The positive example can be converted into two daily positive
examples:
[0088] Features x_i=(p, m, w, d) with label y_i: [0089] x_0=($100,
6, 31, 1), y_0=1 [0090] x_1=($100, 6, 31, 2), y_1=1 where p is used
to represent price, month m=6 means July, week w=31 means 31st week
of year, day d=1 means Monday, d=2 means Tuesday.
[0091] In some examples, responsive to converting historical
transactions into positive examples where y_i=1, a generative
probability density function can be fitted by determining a mixture
of Gaussian functions in a space of (m, w, d), where the space
corresponds to boundary limitations of the positive examples.
Numerically, this means finding a mixture of Gaussian functions in
the space of (m, w, d) that minimizes the error from the positive
examples while the area under this function remains as close to 1
in order to be a valid probability density function. In some
examples, the computer system 300 includes a numerical open source
library used to estimate the probability density function.
[0092] In an example involving month m, due to the nature of the
business, a number of positive examples over the space of m can be
[0, 0, 0, 0, 1, 2, 3, 4, 0, 0, 0, 0]. Each number in the set
corresponds to sales made in an associated month. For instance, no
sales are made from January to April and from September to
December. The number of sales start from May (sale=1 unit of the
resource) and peaks in August (sale=4 units of the resource). An
example discrete probability density function can be [0.01, 0.01,
0.03, 0.05, 0.1, 0.2, 0.25, 0.25, 0.05, 0.03, 0.01, 0.01], the sum
of which is 1. In some examples, the probability density function
can be normalized using linear transformation, an example of which
is shown as expression (2) with p representing probability in the
equation:
[p-min(p)]/[max(p)-min(p)] (2).
[0093] For example, normalizing the discrete probability density
function using expression (2) yields dataset [0.0, 0.0, 0.08, 0.17,
0.38, 0.79, 1.0, 1.0, 0.17, 0.08, 0.0, 0.0]. The normalized
discrete probability density function can be inverted by using
expression (3) with p representing probability in the equation:
1-p (3).
[0094] The inversion of the probability density function indicates
a set probability that positive examples will not happen, i.e.,
hypothetical, fictional negative examples occur. For example, the
inversion of the discrete probability density function can be
[0.99, 0.99, 0.97, 0.95, 0.9, 0.8, 0.75, 0.75, 0.95, 0.97, 0.99,
0.99]. The inversion can be normalized (e.g., using expression
(2)), yielding normalized inversion [1.0, 1.0, 0.92, 0.83, 0.63,
0.21, 0.0, 0.0, 0.83, 0.92, 1.0, 1.0]. Although the resulting
dataset includes a series of probabilities that is not a true
probability density function given that the sum of all data points
is not 1, the normalized inversion can be transformed to be a true
probability density function by dividing the number at each data
point (each month) by the sum of the numbers at all data points, in
order to allow the generation process to converge faster.

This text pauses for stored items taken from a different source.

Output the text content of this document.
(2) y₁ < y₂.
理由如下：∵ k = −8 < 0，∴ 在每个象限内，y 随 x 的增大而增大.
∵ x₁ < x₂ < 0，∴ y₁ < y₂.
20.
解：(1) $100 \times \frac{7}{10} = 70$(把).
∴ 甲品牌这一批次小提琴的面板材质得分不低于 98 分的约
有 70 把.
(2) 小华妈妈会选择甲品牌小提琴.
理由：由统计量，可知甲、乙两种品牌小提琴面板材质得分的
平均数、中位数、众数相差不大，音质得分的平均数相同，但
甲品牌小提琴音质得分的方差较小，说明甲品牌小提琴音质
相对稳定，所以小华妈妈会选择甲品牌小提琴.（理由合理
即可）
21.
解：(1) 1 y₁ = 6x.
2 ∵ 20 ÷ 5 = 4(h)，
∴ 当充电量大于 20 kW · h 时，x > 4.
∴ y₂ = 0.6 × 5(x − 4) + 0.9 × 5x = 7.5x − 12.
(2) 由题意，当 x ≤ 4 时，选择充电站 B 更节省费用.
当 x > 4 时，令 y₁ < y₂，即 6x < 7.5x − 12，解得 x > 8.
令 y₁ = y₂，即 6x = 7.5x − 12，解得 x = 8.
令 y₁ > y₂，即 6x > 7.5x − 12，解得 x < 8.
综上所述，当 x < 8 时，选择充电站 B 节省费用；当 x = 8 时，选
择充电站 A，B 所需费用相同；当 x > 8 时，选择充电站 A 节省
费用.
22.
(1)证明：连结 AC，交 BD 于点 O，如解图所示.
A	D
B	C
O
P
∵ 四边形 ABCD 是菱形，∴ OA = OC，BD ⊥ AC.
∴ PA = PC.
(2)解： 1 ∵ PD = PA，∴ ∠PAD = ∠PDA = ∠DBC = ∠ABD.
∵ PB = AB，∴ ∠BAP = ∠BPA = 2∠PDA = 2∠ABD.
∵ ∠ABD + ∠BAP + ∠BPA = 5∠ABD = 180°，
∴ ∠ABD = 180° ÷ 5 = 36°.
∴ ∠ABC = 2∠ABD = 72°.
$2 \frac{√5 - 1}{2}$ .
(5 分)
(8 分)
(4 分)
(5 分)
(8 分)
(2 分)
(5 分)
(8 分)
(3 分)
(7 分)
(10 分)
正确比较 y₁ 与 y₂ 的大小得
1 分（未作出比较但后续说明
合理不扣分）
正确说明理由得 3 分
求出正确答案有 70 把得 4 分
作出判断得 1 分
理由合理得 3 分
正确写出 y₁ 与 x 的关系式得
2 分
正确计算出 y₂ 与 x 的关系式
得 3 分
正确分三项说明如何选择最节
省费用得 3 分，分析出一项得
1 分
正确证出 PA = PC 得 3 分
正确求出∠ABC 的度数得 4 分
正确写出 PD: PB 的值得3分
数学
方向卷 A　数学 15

[0095] After the inversion is determined, the computer system 300
randomly generates examples in (m, w, d), where the samples are the
negative examples. In some examples, the computer system 300
retrieves the randomly generated samples from an open source
library. In other examples, an example in (m, w, d) is randomly
selected and a random probability is generated to compare against
the inverted probability density function. Responsive to
determining that the random probability of the example is less than
the inverted probability, then the example is considered a valid
negative example and accepted. On the other hand, responsive to
determining that the random probability of the example is greater
or equal to the inverted probability, then the example is
considered an invalid negative example and rejected.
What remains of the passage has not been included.